American Gods (2001) by Neil Gaiman
Neil Gaiman is a well known and respected writer beloved in sci-fi / fantasy circles, and American Gods is probably his most notable and acclaimed work, having claimed the major genre awards. I therefore expected something special, so it's with some disappointment that I confess to being a little underwhelmed by it.
The story revolves around a man known simply as Shadow, who at the outset is about to be released from prison after having served his time. On the eve of his release he learns that his wife Laura has died in a car crash. Numbed, he heads home but ends up meeting a mysterious man named Wednesday on the flight, a man who knows a lot about him and who offers him a job - to be his assistant and bodyguard. After spending a strange night in a bar with Wednesday and one of his 'friends', Shadow agrees. And then, things get weird. His dead wife comes back from the grave and visits him as a rotting corpse. He meets Wednesday's strange friends and enemies, all of whom appear to have supernatural powers. And he discovers that he has become embroiled in a conflict between, quite literally, gods. To be more precise, a conflict between the old gods and the modern gods of technology.

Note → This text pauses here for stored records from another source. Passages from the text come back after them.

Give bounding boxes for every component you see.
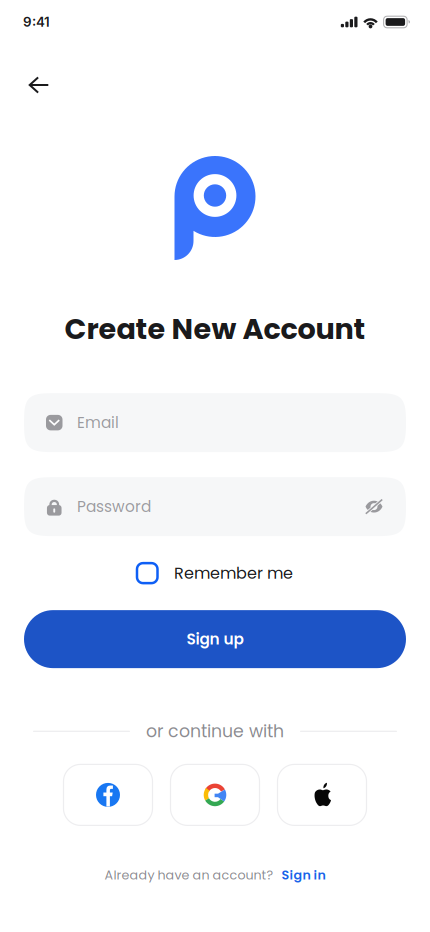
button[interactable]: Sign in [282,866,326,884]
staticText: 9:41 [23,14,50,30]
staticText: or continue with [146,719,284,743]
staticText: Sign in [282,866,326,884]
button[interactable]: Sign up [24,610,406,668]
staticText: Remember me [174,562,293,584]
button[interactable]: Show password [359,492,389,522]
button[interactable]: Continue with Apple [278,764,366,825]
button[interactable]: Remember me [137,558,293,588]
button[interactable]: Back [17,63,61,107]
button[interactable]: Continue with Facebook [64,764,152,825]
staticText: Password [77,496,151,517]
staticText: Email [77,412,119,433]
staticText: Sign up [186,628,244,650]
staticText: Create New Account [64,309,366,349]
button[interactable]: Continue with Google [170,764,260,825]
staticText: Already have an account? [104,866,274,884]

American Gods is a relatively long book that is ironically quite slim on narrative. It is best described as an atmosphere piece that revels in examining places and people; it's a portrait of modern American culture and its relationship to its origins as a destination for migrants from all over the world who brought their cultures and their deities along with them. Gaiman presents this subject matter within the narrative device of a road journey, having Shadow travel across various towns and cities in the US and experience the unique places and encounter the idiosyncratic people that define them. He also intersperses every chapter with short side stories that show how some gods arrived in America, and where some of them have ended up. Gods in the book acquire strength from the belief and devotion of their followers, but since coming to America their followers have slowly abandoned their gods and embraced the life afforded to them by the New World. This has resulted in a new generation of gods - gods of modern technology and infrastructure - coming to power and threatening the existence of the ever weakening old order. Hence, the oncoming 'storm' of divine conflict.
Gaiman's an engaging writer and the book never feels slow or boring, but after some time the lack of incident begins to become all too apparent. He seems to be in love with the various gods he brings into the mix (all of whom, it seems, are based on deities from the real world), and obviously enjoys establishing an atmospheric milieu for his characters to inhabit, and this all comes across nicely in the book. It's clearly meticulously researched in terms of the gods, their mythologies, and the various pieces of 'Americana' that it touches upon. Trouble is, the feeling of nothing much happening, or of major things happening 'off screen', becomes a little irritating after a while. It also doesn't help that the protagonist, Shadow, while sympathetic and likable is also mostly reactive and lacks much character of his own (ironically, at one point in the book someone states that Shadow doesn't seem 'alive', though it wasn't intended in the dramatic sense); he comes across too much as a device for the book to explore the things it's really interested in.
My complaints are only minor mind you, and the book is very entertaining and its subject matter is fascinating from start to finish (my ignorance of global deities is now clear!). The exploration of culture through fantasy and religious figures is definitely an interesting approach, and the book is not lacking in imagination. It's very atypical in structure and style, skimming on plot and characterization as it does, and perhaps my disappointment is based mostly on an expectation of narrative convention and thus incommensurate to what I perceive as the book's flaws. Whatever the case may be, reflecting on it I enjoyed the book and it was worth my while, regardless of it not meeting my expectations. It's one I feel I'll revisit again in future, and one whose follow up I look forward to getting my hands on.